Beyond major gene effects, many QTLs with minor effects on palmitic acid levels have been discovered in soybean [5, 18], and our study uncovered three additional QTLs for this trait in wild soybeans that all appear to be in novel positions. The SNP on chromosome 14 at 22537916 bp had the greatest effect, with the TT genotype at this marker decreasing the palmitic acid mean from 12.95% in the CC genotype to 12.15%. Selection for the T allele at this marker therefore might be useful in reducing the palmitic acid level, but this same allele also reduced oleic acid (Table 2) from about 15% in the GG genotype to 12% in the TT genotype). Although this is consistent with the positive correlation between palmitic and oleic acid in our sample (Table 1), increases rather than decreases in oleic acid are considered optimal for cardiovascular health [3]. A better strategy therefore would be to select for QTLs affecting palmitic acid, such as those we found on chromosomes six and seven (Table 2), that have no pleiotropic effects on oleic acid.

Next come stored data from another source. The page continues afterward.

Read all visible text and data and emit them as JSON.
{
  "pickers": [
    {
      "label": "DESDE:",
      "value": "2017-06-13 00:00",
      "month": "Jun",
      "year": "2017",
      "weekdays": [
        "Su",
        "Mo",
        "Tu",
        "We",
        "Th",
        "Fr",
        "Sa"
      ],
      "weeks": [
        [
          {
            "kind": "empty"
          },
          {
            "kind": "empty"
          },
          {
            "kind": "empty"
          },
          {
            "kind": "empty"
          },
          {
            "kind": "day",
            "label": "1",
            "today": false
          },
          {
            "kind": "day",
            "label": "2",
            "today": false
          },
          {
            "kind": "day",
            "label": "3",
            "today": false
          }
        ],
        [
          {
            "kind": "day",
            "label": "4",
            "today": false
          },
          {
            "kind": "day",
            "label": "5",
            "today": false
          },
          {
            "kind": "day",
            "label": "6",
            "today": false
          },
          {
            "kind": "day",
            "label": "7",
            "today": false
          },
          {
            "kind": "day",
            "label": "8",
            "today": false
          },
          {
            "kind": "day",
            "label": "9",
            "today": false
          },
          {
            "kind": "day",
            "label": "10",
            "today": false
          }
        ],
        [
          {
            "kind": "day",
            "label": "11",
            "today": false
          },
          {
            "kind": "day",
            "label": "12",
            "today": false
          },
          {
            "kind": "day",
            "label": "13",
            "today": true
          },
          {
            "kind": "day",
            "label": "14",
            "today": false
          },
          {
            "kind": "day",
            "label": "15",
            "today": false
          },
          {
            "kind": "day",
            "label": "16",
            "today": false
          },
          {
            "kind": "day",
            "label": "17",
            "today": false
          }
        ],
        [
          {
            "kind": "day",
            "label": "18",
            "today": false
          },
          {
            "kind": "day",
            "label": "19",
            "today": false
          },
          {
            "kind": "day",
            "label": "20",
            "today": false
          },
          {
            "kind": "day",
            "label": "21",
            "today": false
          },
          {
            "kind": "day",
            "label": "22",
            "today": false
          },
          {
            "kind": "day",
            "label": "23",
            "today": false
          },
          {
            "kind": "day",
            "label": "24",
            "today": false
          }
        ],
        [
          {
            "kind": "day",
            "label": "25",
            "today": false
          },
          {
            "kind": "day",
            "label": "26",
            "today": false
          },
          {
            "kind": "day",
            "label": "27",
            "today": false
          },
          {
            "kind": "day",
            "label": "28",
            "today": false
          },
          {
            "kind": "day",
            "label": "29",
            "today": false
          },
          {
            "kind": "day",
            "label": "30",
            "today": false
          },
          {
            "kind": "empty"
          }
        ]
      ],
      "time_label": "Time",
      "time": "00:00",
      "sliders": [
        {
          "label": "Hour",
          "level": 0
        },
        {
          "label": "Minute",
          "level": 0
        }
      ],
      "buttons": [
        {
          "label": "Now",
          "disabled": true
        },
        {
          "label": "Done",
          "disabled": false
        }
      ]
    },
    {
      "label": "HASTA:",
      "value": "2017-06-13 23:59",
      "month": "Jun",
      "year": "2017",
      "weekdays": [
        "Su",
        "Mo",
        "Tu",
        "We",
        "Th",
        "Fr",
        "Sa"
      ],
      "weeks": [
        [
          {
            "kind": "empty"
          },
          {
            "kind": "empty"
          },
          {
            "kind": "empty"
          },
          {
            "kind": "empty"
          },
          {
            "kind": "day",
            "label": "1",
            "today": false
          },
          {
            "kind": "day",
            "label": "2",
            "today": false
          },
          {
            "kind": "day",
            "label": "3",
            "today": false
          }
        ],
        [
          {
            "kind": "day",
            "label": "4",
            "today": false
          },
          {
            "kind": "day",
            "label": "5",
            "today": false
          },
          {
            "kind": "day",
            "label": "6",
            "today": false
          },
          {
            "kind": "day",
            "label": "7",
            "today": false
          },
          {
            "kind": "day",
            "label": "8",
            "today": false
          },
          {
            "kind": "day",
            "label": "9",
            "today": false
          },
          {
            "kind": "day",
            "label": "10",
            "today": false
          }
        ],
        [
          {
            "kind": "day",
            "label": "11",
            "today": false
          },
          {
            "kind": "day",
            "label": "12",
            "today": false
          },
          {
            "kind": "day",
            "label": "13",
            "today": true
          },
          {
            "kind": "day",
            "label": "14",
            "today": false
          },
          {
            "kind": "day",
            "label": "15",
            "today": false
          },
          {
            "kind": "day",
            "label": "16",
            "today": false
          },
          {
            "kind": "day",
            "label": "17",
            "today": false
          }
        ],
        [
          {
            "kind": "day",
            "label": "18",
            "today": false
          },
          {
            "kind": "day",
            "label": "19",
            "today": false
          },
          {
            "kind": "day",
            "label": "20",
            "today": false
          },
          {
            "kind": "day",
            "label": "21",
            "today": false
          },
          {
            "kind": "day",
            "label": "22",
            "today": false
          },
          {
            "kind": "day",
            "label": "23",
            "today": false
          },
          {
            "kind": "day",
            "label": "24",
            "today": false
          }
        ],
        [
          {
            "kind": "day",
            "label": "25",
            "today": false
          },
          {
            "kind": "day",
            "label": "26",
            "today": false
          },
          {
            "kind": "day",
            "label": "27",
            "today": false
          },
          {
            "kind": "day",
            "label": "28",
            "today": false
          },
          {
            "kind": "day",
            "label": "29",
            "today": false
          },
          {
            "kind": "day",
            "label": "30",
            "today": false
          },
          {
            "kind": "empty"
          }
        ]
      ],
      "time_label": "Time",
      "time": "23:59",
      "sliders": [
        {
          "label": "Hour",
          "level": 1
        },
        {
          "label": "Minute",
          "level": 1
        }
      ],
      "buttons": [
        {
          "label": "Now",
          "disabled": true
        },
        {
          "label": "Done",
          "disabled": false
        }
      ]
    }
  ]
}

We also discovered three SNPs associated with the other saturated fatty acid, stearic acid (Table 2). Two were clustered on chromosome 14, and it seems quite likely that the candidate gene underlying both SNPs is Glyma.14G121400.1 that codes for plant stearoyl-acyl-carrier-protein desaturase. This is an enzyme that catalyzes the conversion of stearoyl-ACP to oleoyol-ACP and plays an important role in the biosynthesis of unsaturated fatty acids (specifically, oleic acid) from saturated fatty acids [43]. The other SNP associated with stearic acid is located in the soybean gene Glyma.16G068500.1 that codes for surfeit locus protein two (SURF2). Ma et al. [44] found that this protein was differentially expressed after 6 and 12 h of rehydration of desiccated Myrothamnus flabellifolia branches, with the fatty acid biosynthetic pathway among those significantly enriched during the rehydration process.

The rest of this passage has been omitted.